Friday, April 10, 2009

Cheating and Carb Cravings

I had a full-sugar (aka non-Diet) energy drink on Tuesday morning, and by lunch my blood sugar had crashed. I was starving. It was much easier to see the effect that carbs have on me once I had them mostly removed from my diet. 52g of sugar is now more than I eat all day, so having it in one big shot in the morning was noticeable.

But after lunch (two burger patties, cheese, pickles, grilled onions), those cravings were gone. I haven't had another one since.

I think that I have been chugging energy drinks two years now. I thought of them as an afternoon pick-me-up, something to consume when I felt really drowsy in the afternoon. Now, tho, I look back and see it also as carb cravings. I needed carbs two hours after lunch, and caffeine was an excuse to get those carbs. I felt better after drinking them; heck, while drinking them. They worked. I thought it was the caffeine but now I see that it was the carbs.

But on Tuesday... it didn't taste good. I didn't really want to drink it; it felt more like habit than craving.

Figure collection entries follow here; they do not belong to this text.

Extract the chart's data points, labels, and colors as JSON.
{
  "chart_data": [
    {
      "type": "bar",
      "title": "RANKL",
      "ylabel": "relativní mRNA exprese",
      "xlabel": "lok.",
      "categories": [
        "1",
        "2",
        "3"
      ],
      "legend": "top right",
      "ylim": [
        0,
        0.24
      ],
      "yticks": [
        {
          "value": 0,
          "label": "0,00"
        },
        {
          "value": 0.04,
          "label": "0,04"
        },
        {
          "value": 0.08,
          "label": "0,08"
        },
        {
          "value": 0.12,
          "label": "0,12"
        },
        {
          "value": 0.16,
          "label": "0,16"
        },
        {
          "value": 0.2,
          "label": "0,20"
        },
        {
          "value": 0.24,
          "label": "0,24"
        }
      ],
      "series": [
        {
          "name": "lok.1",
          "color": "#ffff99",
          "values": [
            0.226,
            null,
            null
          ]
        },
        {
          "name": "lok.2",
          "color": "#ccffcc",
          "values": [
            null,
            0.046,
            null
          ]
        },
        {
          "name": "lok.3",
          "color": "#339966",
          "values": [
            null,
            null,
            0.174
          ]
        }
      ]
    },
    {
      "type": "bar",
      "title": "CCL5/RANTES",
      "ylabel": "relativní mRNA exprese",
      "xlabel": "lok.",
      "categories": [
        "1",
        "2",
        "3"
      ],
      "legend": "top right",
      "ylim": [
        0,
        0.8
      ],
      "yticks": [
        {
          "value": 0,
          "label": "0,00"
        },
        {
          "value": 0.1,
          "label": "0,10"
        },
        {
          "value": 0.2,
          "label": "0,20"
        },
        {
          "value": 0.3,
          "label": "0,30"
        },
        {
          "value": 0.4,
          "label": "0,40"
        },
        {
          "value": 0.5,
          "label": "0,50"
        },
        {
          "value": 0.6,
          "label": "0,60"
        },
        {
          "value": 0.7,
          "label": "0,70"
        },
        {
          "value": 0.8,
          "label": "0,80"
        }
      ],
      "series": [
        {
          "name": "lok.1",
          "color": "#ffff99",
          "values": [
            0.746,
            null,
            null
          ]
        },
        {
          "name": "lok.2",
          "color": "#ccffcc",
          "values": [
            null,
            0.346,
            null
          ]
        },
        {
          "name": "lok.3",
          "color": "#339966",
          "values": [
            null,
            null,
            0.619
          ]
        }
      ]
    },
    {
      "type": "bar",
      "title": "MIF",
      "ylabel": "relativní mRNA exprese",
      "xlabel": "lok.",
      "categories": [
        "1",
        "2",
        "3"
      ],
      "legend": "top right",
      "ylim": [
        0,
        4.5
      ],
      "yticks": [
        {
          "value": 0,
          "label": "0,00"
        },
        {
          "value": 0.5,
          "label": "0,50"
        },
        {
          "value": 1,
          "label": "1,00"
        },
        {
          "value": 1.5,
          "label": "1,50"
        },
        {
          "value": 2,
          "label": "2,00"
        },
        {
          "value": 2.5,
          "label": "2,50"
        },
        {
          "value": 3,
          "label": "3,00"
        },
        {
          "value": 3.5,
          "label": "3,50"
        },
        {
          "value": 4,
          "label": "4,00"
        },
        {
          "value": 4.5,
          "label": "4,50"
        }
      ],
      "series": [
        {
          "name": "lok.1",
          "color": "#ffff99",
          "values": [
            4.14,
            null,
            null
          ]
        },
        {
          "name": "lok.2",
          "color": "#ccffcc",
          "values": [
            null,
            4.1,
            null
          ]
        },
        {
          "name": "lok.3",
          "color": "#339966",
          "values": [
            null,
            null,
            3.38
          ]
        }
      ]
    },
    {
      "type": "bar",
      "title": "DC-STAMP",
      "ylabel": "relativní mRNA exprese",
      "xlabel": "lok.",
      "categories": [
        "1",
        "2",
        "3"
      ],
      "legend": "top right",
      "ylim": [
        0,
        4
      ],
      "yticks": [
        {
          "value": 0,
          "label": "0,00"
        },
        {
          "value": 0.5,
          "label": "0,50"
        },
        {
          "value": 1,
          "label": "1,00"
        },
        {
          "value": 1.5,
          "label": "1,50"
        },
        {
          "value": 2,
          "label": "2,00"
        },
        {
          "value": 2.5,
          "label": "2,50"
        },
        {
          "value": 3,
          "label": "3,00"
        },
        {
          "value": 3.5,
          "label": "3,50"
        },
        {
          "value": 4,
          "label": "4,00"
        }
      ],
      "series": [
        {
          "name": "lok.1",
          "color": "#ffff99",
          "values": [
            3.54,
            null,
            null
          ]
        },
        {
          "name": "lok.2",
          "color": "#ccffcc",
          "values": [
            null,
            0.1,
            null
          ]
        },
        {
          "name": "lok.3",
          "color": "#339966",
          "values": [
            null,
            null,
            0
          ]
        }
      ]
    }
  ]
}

It was hard for me to get off carbs when I was cheating. Pasta here, an energy drink there, maybe a sandwhich for lunch. I threw away the bun with today's burger lunch and it wasn't even an issue. I didn't want it, I didn't feel like having it.

Cheating produces cheating. I've seen a good number of people report that they started into paleo foodways by doing Atkins, and the Atkins induction is a good way to do it: it's one of those harsh 2-week diets where you hate life the whole time because you're body is adapting. I think it's the best way to get over that hump.

I had a hard time stopping my cheating because every time I cheated produced incentive to cheat again. Then a couple days would pass, I'd read a new blog post, and think, "omg, this stuff is evil. I shouldn't be consuming fructose. I don't want liver disease!" And then I'd be good for a couple days -- til I had pasta with lunch, and then I wanted my energy drink again...

I'm not completely over the hump. I guess it's like any addiction; you don't really get cured. You just put the symptoms into remission, the cravings into slumber, and go one day at a time.